Figure. Billie Holla... - Click to enlarge in new window Billie Holladay Skelley

These two questions are often posed to nurses by family members of patients who have died. They're asking about an autopsy. Many times, these questions are asked after other medical personnel have left the room and the nurse is alone with the family. Upset and grieving, they are looking for guidance. It can be difficult to know how to respond.

 

The benefits of an autopsy far outweigh any drawbacks. One major advantage of having an autopsy performed is that it can provide a definitive answer about why a patient died. Certain diseases, such as Alzheimer's disease, can only be diagnosed and confirmed by autopsy. Knowing the precise cause and manner of death can give a family much needed closure.

 

An autopsy can also relieve guilt and anguish if the results reveal that nothing more could have been done to save the patient.
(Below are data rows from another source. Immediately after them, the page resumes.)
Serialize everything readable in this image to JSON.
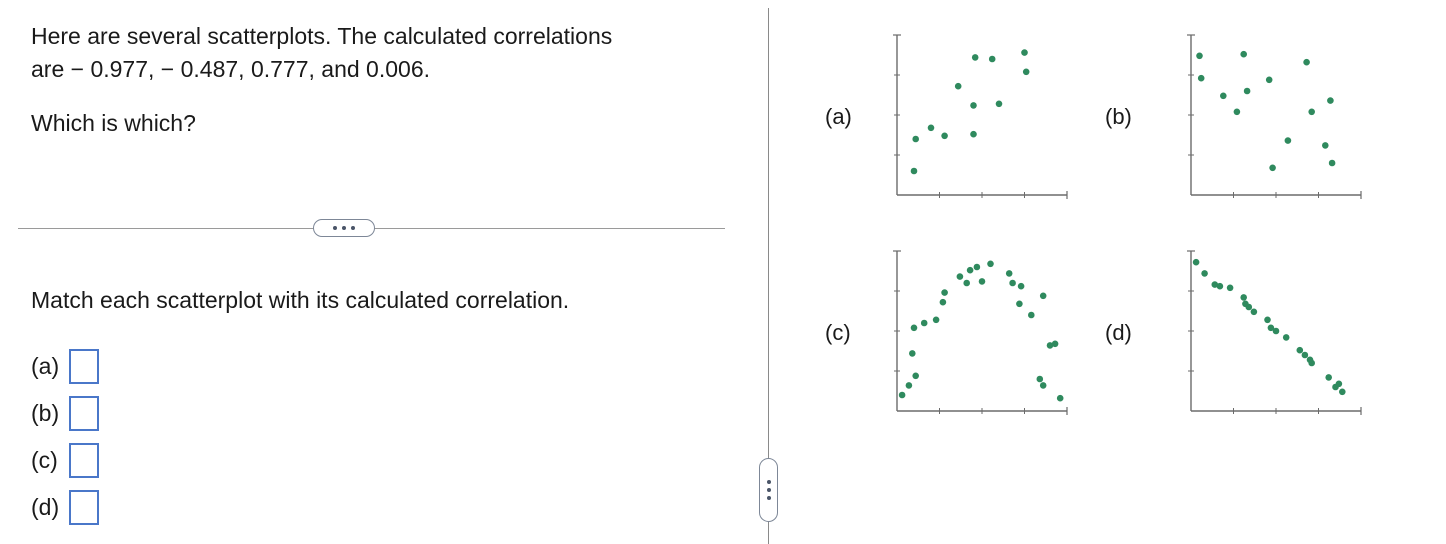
{
  "question": {
    "line1": "Here are several scatterplots. The calculated correlations",
    "line2": "are  − 0.977,  − 0.487, 0.777, and 0.006.",
    "which": "Which is which?"
  },
  "more_button_label": "...",
  "instruction": "Match each scatterplot with its calculated correlation.",
  "answers": [
    {
      "label": "(a)",
      "value": ""
    },
    {
      "label": "(b)",
      "value": ""
    },
    {
      "label": "(c)",
      "value": ""
    },
    {
      "label": "(d)",
      "value": ""
    }
  ],
  "colors": {
    "point": "#2f8a5e",
    "axis": "#6b6b6b",
    "input_border": "#4a77c9"
  },
  "plots": [
    {
      "label": "(a)",
      "points": [
        [
          1,
          1.5
        ],
        [
          1.1,
          3.5
        ],
        [
          2,
          4.2
        ],
        [
          2.8,
          3.7
        ],
        [
          3.6,
          6.8
        ],
        [
          4.5,
          3.8
        ],
        [
          4.5,
          5.6
        ],
        [
          4.6,
          8.6
        ],
        [
          5.6,
          8.5
        ],
        [
          6,
          5.7
        ],
        [
          7.5,
          8.9
        ],
        [
          7.6,
          7.7
        ]
      ]
    },
    {
      "label": "(b)",
      "points": [
        [
          0.5,
          8.7
        ],
        [
          0.6,
          7.3
        ],
        [
          1.9,
          6.2
        ],
        [
          2.7,
          5.2
        ],
        [
          3.1,
          8.8
        ],
        [
          3.3,
          6.5
        ],
        [
          4.6,
          7.2
        ],
        [
          4.8,
          1.7
        ],
        [
          5.7,
          3.4
        ],
        [
          6.8,
          8.3
        ],
        [
          7.1,
          5.2
        ],
        [
          7.9,
          3.1
        ],
        [
          8.2,
          5.9
        ],
        [
          8.3,
          2.0
        ]
      ]
    },
    {
      "label": "(c)",
      "points": [
        [
          0.3,
          1.0
        ],
        [
          0.7,
          1.6
        ],
        [
          0.9,
          3.6
        ],
        [
          1.0,
          5.2
        ],
        [
          1.1,
          2.2
        ],
        [
          1.6,
          5.5
        ],
        [
          2.3,
          5.7
        ],
        [
          2.7,
          6.8
        ],
        [
          2.8,
          7.4
        ],
        [
          3.7,
          8.4
        ],
        [
          4.1,
          8.0
        ],
        [
          4.3,
          8.8
        ],
        [
          4.7,
          9.0
        ],
        [
          5.0,
          8.1
        ],
        [
          5.5,
          9.2
        ],
        [
          6.6,
          8.6
        ],
        [
          6.8,
          8.0
        ],
        [
          7.2,
          6.7
        ],
        [
          7.3,
          7.8
        ],
        [
          7.9,
          6.0
        ],
        [
          8.6,
          7.2
        ],
        [
          8.4,
          2.0
        ],
        [
          8.6,
          1.6
        ],
        [
          9.0,
          4.1
        ],
        [
          9.3,
          4.2
        ],
        [
          9.6,
          0.8
        ]
      ]
    },
    {
      "label": "(d)",
      "points": [
        [
          0.3,
          9.3
        ],
        [
          0.8,
          8.6
        ],
        [
          1.4,
          7.9
        ],
        [
          1.7,
          7.8
        ],
        [
          2.3,
          7.7
        ],
        [
          3.1,
          7.1
        ],
        [
          3.2,
          6.7
        ],
        [
          3.4,
          6.5
        ],
        [
          3.7,
          6.2
        ],
        [
          4.5,
          5.7
        ],
        [
          4.7,
          5.2
        ],
        [
          5.0,
          5.0
        ],
        [
          5.6,
          4.6
        ],
        [
          6.4,
          3.8
        ],
        [
          6.7,
          3.5
        ],
        [
          7.0,
          3.2
        ],
        [
          7.1,
          3.0
        ],
        [
          8.1,
          2.1
        ],
        [
          8.5,
          1.5
        ],
        [
          8.7,
          1.7
        ],
        [
          8.9,
          1.2
        ]
      ]
    }
  ]
}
Families often wonder if they should have done something sooner or if more could have been done to save their loved one. An autopsy may confirm that earlier or different treatment would not have made a difference.

 

The molecular autopsy is a newer type of postmortem exam available in some areas that can reveal undiagnosed genetic conditions and hereditary issues. In these autopsies, DNA tests are used to help determine the cause of death, potentially providing family members with information that can affect their lifestyle choices and the frequency with which they seek medical care and monitoring.

 

Autopsies are also excellent teaching tools for physicians, nurses, and students. They allow for firsthand observations of human anatomy and disease processes. In addition, they enable clinicians to compare premortem and postmortem findings, allowing them to determine if the clinical diagnosis was correct-and if the care they provided to the patient was appropriate and effective.

 

These exams are useful for monitoring public health, revealing disease trends and patterns, for example. They also help to improve our understanding of diseases and foster advances in treatment. Autopsies of people with cancer, for instance, may reveal how the disease spreads and add to our overall knowledge of the condition. There is also the potential to use tumor samples taken during an autopsy to grow new cancer cells. Researchers can then use these cells to test new therapies.

 

Of course, autopsies are not beneficial all the time, and families may express legitimate reasons for not having an autopsy performed. Some may recoil at the idea of having their loved one traumatized further. In these cases, virtual autopsies using imaging techniques or minimally invasive autopsies, in which only one organ is examined, may be acceptable alternatives. Religious concerns need to be addressed individually, but it's not uncommon for families to withdraw their objection to an autopsy when they are assured their religious practices and protocols will be followed.

 

Perhaps the biggest worry for many families is cost. Autopsies can be expensive-typically $2,000 to $4,000. Health insurance, Medicare, and Medicaid do not normally cover this cost. However, if the patient is in a hospital at the time of death and the medical staff requests the autopsy, there is often no cost to the family. In addition, some institutions will perform an autopsy, even if requested by the family, at no charge. The facility's patient services staff may be able to assist families with any fees they encounter.

 

The number of autopsies performed each year in the United States is difficult to determine, but there is general agreement that autopsy rates began to significantly decline after the 1970s. According to a 2011 National Center for Health Statistics brief, The Changing Profile of Autopsied Deaths in the United States, one out of every five deaths resulted in an autopsy in 1972, whereas an autopsy was performed in just one out of every 10 deaths in 2007. A valuable tool for nurses and other clinicians is being lost.

 

Death may be a negative event, but something positive can come out of it if nurses answer "yes" when families ask if an autopsy should be performed.